The project aims to explore the idea of 'soft fascination', based on research which has shown that walking through natural environments relaxes and restores attention in such a way that we are better able to focus and concentrate.
Can immersive art recreate the effects on attention?
Results to be published soon
Exhibition Space, Royal Holloway University.
24 April- 14 July 2018
The exhibition has ended.
Scroll down for images and video documentation.
Digital Forest is part of an ongoing interdisciplinary collaboration between artist Madi Boyd and cognitive scientist Prof. Polly Dalton. Digital Forest will be a multi-sensory moving image installation using sculpture, tactile encounters and 32 channel sound. The work is informed by attention research – specifically, the theory that ‘soft fascination’ provided by natural environments restores people’s mental resources and helps focus attention (Kaplan, 1995; 2001). In collaboration with Dalton, I will research and experiment with what factors produce the restorative effects of a forest, including: form, light, movement, scale, touch, depth of field, dispersed sounds, level of complexity, mystery and underlying geometry. These will be incorporated into an abstracted performative and immersive experience, embodying the sublime theatricality of a real forest. The audience will traverse a large dark space where sound and choreographed complex projected patterns, and constructions will ‘perform’, vistas will unexpectedly open up and surfaces and walls will provide haptic adventures . We want to achieve an original and memorable art experience that will also foster debates and provoke questions and ideas about multi-sensory perception in installation art, and the influence of evolutionary habitats on aesthetic preference.
We also want to achieve original research into the restorative effects of installation art, such as: can particular environments help with mental well-being? If so, why?
This short video gives an idea of how the eventual installation looked and sounded. Of course it doesn't fully capture the multi-sensory experience!
Walking into Digital Forest is immediately disconcerting, the contrast between the bright auditorium and the darkness of the exhibition space blinds you almost completely. Disorientated, other senses strain in a vain attempt to re-center yourself. A lack of sound becomes apparent, but slowly the silence is replaced by the familiar, though unexpected, sounds of birdsong.
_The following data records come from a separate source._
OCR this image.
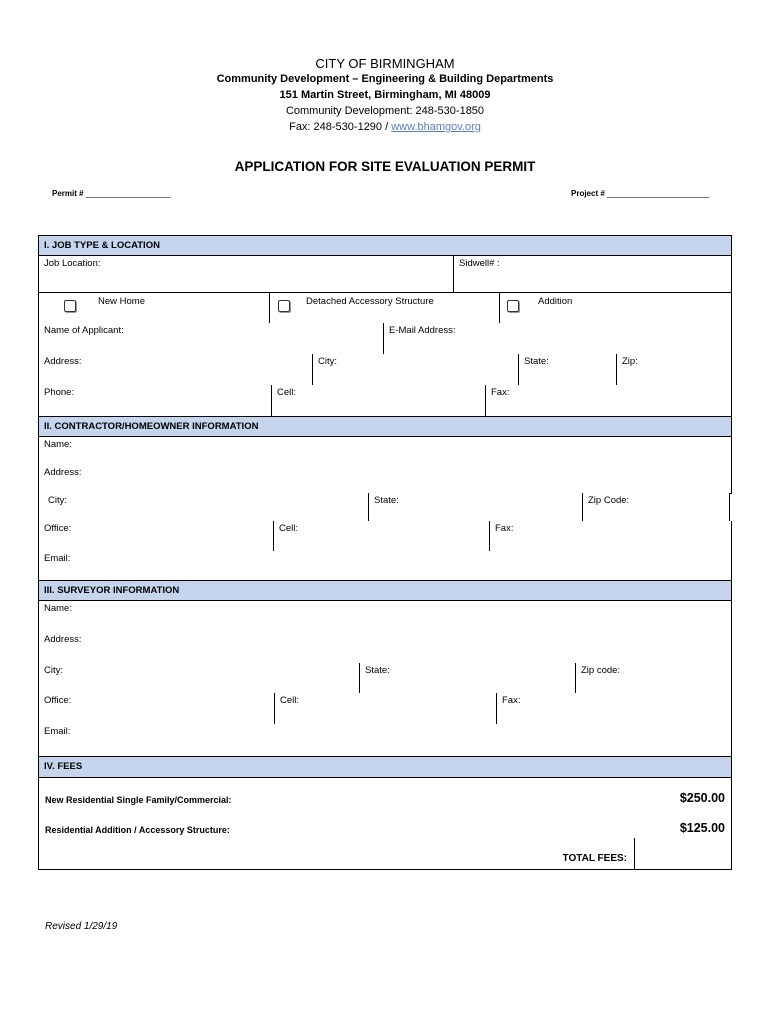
CITY OF BIRMINGHAM
Community Development – Engineering & Building Departments
151 Martin Street, Birmingham, MI 48009
Community Development: 248-530-1850
Fax: 248-530-1290 / www.bhamgov.org
APPLICATION FOR SITE EVALUATION PERMIT
Permit # ___________________	Project # _______________________
I. JOB TYPE & LOCATION
Job Location:	Sidwell# :
New Home	Detached Accessory Structure	Addition
Name of Applicant:	E-Mail Address:
Address:	City:	State:	Zip:
Phone:	Cell:	Fax:
II. CONTRACTOR/HOMEOWNER INFORMATION
Name:
Address:
City:	State:	Zip Code:
Office:	Cell:	Fax:
Email:
III. SURVEYOR INFORMATION
Name:
Address:
City:	State:	Zip code:
Office:	Cell:	Fax:
Email:
IV. FEES
New Residential Single Family/Commercial:	$250.00
Residential Addition / Accessory Structure:	$125.00
TOTAL FEES:
Revised 1/29/19
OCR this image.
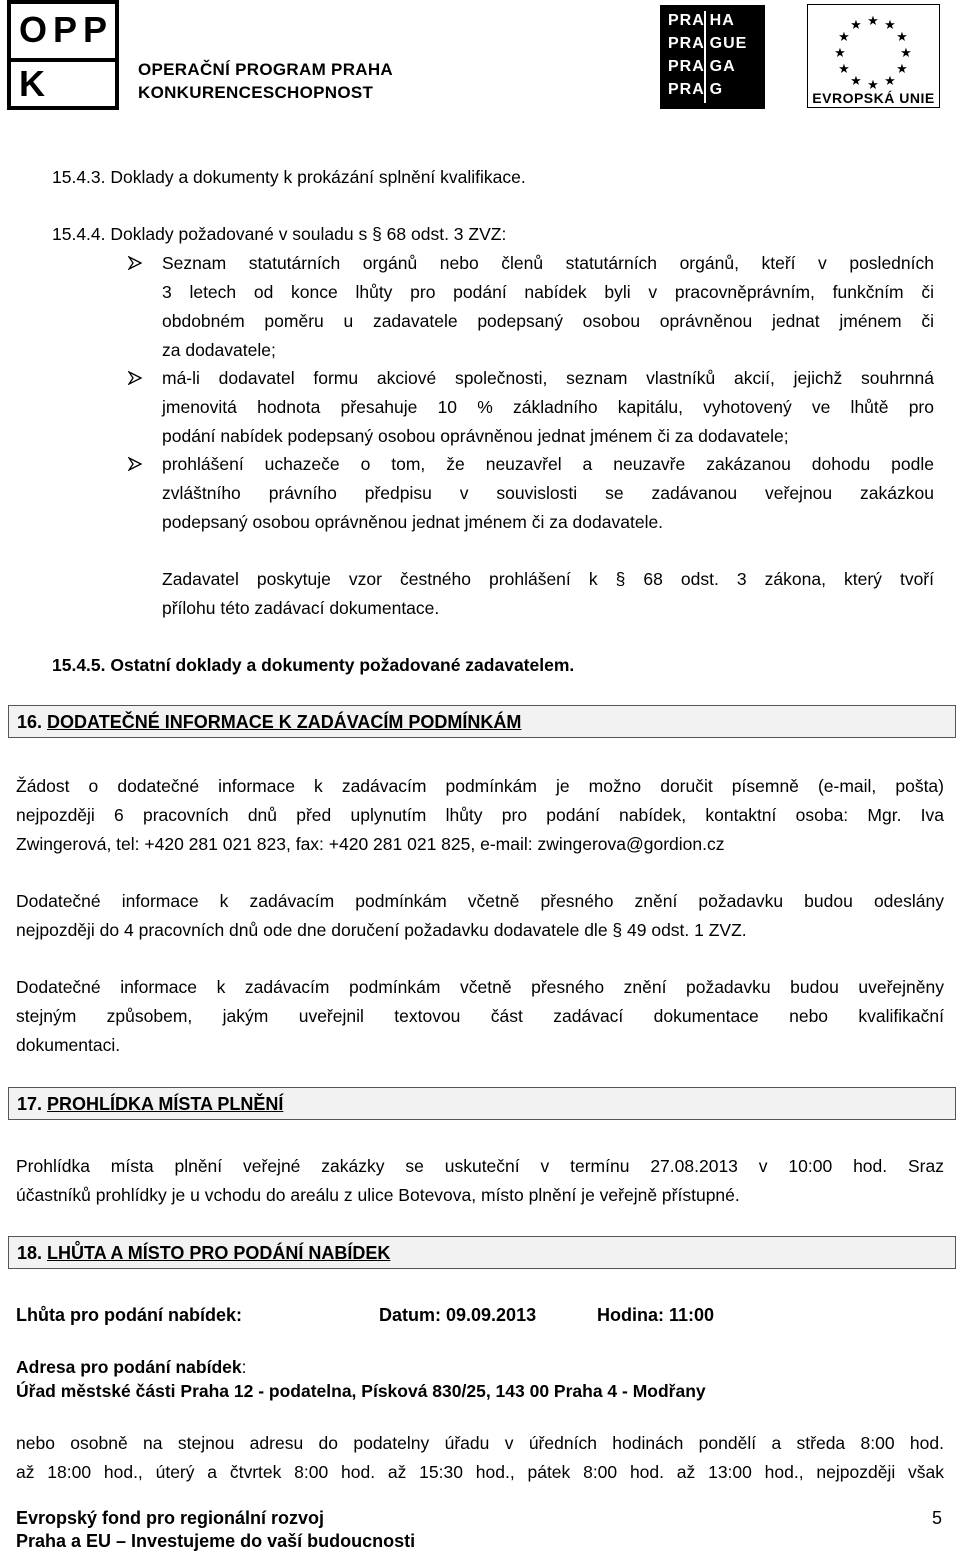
OPP
K	OPERAČNÍ PROGRAM PRAHA
KONKURENCESCHOPNOST
PRA HA
PRA GUE
PRA GA
PRA G
★ ★
★
★
★
★
★
★
★
★
★
★
EVROPSKÁ UNIE
15.4.3. Doklady a dokumenty k prokázání splnění kvalifikace.
15.4.4. Doklady požadované v souladu s § 68 odst. 3 ZVZ:
Seznam statutárních orgánů nebo členů statutárních orgánů, kteří v posledních
3 letech od konce lhůty pro podání nabídek byli v pracovněprávním, funkčním či
obdobném poměru u zadavatele podepsaný osobou oprávněnou jednat jménem či
za dodavatele;
má-li dodavatel formu akciové společnosti, seznam vlastníků akcií, jejichž souhrnná
jmenovitá hodnota přesahuje 10 % základního kapitálu, vyhotovený ve lhůtě pro
podání nabídek podepsaný osobou oprávněnou jednat jménem či za dodavatele;
prohlášení uchazeče o tom, že neuzavřel a neuzavře zakázanou dohodu podle
zvláštního právního předpisu v souvislosti se zadávanou veřejnou zakázkou
podepsaný osobou oprávněnou jednat jménem či za dodavatele.
Zadavatel poskytuje vzor čestného prohlášení k § 68 odst. 3 zákona, který tvoří
přílohu této zadávací dokumentace.
15.4.5. Ostatní doklady a dokumenty požadované zadavatelem.
16. DODATEČNÉ INFORMACE K ZADÁVACÍM PODMÍNKÁM
Žádost o dodatečné informace k zadávacím podmínkám je možno doručit písemně (e-mail, pošta)
nejpozději 6 pracovních dnů před uplynutím lhůty pro podání nabídek, kontaktní osoba: Mgr. Iva
Zwingerová, tel: +420 281 021 823, fax: +420 281 021 825, e-mail: zwingerova@gordion.cz
Dodatečné informace k zadávacím podmínkám včetně přesného znění požadavku budou odeslány
nejpozději do 4 pracovních dnů ode dne doručení požadavku dodavatele dle § 49 odst. 1 ZVZ.
Dodatečné informace k zadávacím podmínkám včetně přesného znění požadavku budou uveřejněny
stejným způsobem, jakým uveřejnil textovou část zadávací dokumentace nebo kvalifikační
dokumentaci.
17. PROHLÍDKA MÍSTA PLNĚNÍ
Prohlídka místa plnění veřejné zakázky se uskuteční v termínu 27.08.2013 v 10:00 hod. Sraz
účastníků prohlídky je u vchodu do areálu z ulice Botevova, místo plnění je veřejně přístupné.
18. LHŮTA A MÍSTO PRO PODÁNÍ NABÍDEK
Lhůta pro podání nabídek:	Datum: 09.09.2013	Hodina: 11:00
Adresa pro podání nabídek:
Úřad městské části Praha 12 - podatelna, Písková 830/25, 143 00 Praha 4 - Modřany
nebo osobně na stejnou adresu do podatelny úřadu v úředních hodinách pondělí a středa 8:00 hod.
až 18:00 hod., úterý a čtvrtek 8:00 hod. až 15:30 hod., pátek 8:00 hod. až 13:00 hod., nejpozději však
Evropský fond pro regionální rozvoj
Praha a EU – Investujeme do vaší budoucnosti
5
Eventually, unnoticed, your eyes adjust until visual stimuli are once again the dominant focus. Ethereal flecks of light dance across your visual field and though you can see them, no sense can be made of what it is you are processing. Even the most basic of depth cues have been stolen from you. The initial anxiety ebbs. The mesmerising monochrome movement; subtle enough not to be jarring, rhythmic enough to be calming; is dynamic enough to maintain your attention. Unthinkingly, you reach forward meeting a web of glistening strings, fingers spread and test, they are taught like a harp. You have changed the pattern, no longer is it predictable, yet still it is impossible to gauge where it ends. Eventually you turn. Still hesitant explorations lead to an impression of an organic dappled canopy, indistinct light forms creating a placid parody of a breeze. Moving on you enter a gauzy, low-hanging thicket, which soon becomes a glade. Here the ambience changes. Brighter now, clear leafy shapes are distinguishable, caught suspended in autumn shedding. There is a levity here in this still moment, a need to weave between the leaves, playing, touching; carefree and calm. This air seems crisper, clearer, you feel rejuvenated; restored.
Digital Forest is a collaboration between the Artist Madi Boyd, the Psychologist Polly Dalton and the Sound Specialist Nye Parry. Boyd has a history of working in collaboration, especially with Neuroscientists. Her work seeks to define the blurred and mysterious perceptual tipping point between random light and form. Her previous installations have combined spaces, hanging threads, mirrors and projections, challenging an audience’s depth, size and orientation perception. This particular installation experience was designed to allow the scientific determination of whether an urban environment, designed to replicate a natural forest, can instill similar restorative effects in its visitors as a visit to a natural forest would. This research, and its results, have the potential to influence widely, from urban planning to hospital design.
The scientific undertones of the project, however, are an afterthought as the marvel is encountered. The initial sensual muting deprives you of the mechanisms normally completely relied upon for an ‘experience’, and thus distracts completely from any earlier thought. Though Boyd uses no oil paints, the entire installation can be likened to a 3-dimensional, millennial rendering of Impressionism. Members of her audience leave the space relaxed, with no doubt that they have just spent time around a forest pool, wandering through a deep forest and a meadow-like glade; while, in fact, never having experienced anything more than videos, a sound track, layered threads, gauze and satin flutters. This is evident from the overwhelmingly complimentary comments left in the visitors' book. Students particularly, returned again and again to calm themselves, acknowledging the disparity between the installation and the library. The artistry Boyd possesses, to be able to imbue this effect with the synthetic materials used, should be celebrated.